The fatigue was familiar, expected. Ten years before, I had
come down with what I thought
was the flu. I never recovered. Ultimately I
was diagnosed with chronic fatigue syndrome, a baffling condition with a
constellation of symptoms including profound exhaustion, joint and muscle pain,
headaches and the like. I had come here, to the National Institutes of Health,
for a "State of the Science" meeting — invited by the scientists to convey the
patients’ perspective on the illness, to "put a human face on it" for
researchers, many of whom had never before encountered an actual patient. I was
anecdotal evidence at best, just one story, uncontrolled for all of life’s
uncontrollable variables, a single data point for the scientists to ponder.
I had written a speech and practiced it, but knew I hadn’t
captured the essence of the illness.
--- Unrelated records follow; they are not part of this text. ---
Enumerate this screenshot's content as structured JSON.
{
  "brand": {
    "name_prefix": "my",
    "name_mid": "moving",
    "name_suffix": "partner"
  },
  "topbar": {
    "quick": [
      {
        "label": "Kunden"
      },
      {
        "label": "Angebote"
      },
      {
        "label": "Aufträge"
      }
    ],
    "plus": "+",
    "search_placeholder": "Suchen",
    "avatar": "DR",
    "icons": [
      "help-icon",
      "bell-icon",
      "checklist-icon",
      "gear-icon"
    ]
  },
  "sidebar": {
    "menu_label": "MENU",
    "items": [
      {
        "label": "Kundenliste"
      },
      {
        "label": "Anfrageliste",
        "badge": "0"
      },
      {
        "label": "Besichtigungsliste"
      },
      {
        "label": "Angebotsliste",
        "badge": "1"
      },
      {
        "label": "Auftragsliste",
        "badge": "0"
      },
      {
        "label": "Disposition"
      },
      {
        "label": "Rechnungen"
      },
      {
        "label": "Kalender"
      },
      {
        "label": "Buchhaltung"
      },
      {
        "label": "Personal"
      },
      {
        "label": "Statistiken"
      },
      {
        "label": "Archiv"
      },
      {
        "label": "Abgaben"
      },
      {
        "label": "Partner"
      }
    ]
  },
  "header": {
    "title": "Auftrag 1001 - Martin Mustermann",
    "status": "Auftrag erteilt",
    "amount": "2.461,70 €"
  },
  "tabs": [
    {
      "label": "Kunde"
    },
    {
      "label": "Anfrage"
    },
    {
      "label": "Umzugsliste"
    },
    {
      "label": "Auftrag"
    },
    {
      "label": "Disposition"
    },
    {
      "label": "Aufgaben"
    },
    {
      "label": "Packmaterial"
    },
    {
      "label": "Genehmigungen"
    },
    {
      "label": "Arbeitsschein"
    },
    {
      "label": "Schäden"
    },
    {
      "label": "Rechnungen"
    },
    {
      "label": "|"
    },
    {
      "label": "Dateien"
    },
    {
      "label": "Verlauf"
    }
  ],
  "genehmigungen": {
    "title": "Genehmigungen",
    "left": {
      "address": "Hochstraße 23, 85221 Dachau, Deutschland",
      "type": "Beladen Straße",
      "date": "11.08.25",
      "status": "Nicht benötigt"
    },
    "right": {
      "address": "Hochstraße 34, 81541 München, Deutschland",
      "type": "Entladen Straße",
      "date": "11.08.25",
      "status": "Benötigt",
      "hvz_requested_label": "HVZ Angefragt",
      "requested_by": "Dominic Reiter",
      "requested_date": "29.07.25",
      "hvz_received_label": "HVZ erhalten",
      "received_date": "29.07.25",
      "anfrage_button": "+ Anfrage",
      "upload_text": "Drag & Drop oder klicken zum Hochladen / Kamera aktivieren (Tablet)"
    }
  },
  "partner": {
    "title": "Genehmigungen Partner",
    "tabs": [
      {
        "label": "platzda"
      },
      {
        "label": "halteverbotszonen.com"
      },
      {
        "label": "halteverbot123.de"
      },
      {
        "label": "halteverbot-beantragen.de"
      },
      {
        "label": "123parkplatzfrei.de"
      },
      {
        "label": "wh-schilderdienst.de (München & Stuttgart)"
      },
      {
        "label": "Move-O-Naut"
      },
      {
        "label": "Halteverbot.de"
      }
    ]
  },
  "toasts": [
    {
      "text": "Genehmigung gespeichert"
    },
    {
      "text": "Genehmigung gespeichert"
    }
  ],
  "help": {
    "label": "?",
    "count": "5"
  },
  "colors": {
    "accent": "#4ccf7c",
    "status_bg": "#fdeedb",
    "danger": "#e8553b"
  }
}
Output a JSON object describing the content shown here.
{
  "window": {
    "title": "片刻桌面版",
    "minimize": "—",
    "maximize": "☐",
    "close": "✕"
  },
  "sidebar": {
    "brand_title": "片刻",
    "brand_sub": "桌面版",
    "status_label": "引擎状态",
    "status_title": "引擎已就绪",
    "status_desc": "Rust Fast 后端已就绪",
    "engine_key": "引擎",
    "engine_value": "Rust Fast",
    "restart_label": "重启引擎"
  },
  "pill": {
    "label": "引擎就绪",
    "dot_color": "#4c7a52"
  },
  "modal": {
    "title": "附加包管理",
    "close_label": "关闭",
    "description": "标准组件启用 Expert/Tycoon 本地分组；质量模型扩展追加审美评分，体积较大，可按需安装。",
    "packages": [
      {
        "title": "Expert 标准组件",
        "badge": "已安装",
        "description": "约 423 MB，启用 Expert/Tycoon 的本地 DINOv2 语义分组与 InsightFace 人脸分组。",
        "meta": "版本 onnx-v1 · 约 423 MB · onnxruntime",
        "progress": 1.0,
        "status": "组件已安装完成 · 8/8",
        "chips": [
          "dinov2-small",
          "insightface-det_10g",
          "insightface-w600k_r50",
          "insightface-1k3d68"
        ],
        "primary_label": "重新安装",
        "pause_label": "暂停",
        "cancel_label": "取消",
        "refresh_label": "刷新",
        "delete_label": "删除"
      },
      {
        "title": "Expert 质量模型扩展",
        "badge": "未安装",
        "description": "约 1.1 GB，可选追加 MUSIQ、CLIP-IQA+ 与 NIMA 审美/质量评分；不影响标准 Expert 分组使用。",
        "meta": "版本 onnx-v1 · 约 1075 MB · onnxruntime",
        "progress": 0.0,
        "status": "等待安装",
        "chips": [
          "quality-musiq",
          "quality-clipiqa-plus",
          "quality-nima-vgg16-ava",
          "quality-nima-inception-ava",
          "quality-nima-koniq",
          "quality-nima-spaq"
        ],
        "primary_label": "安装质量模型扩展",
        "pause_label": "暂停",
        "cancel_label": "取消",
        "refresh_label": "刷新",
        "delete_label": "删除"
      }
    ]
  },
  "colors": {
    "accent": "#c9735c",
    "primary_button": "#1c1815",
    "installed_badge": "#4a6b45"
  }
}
How to describe the feeling of chronic
unwellness to those blessed with health? The speaker before me, a prominent
researcher in the field, gave me a clue. "Scientists don’t know the cause of
many symptoms," he said, "fatigue for example." He talked of lying in bed,
feverish, with muscles aching and that deep sense of exhaustion that accompanies
the flu. We don’t yet have the science to explain what intricate processes are
at work, what chemicals or enzymes are producing that profound weariness, he
said. We just know, he went on, that if we stay in bed resting a few days, and
let the virus run its course, we can pick ourselves up and go on with our lives.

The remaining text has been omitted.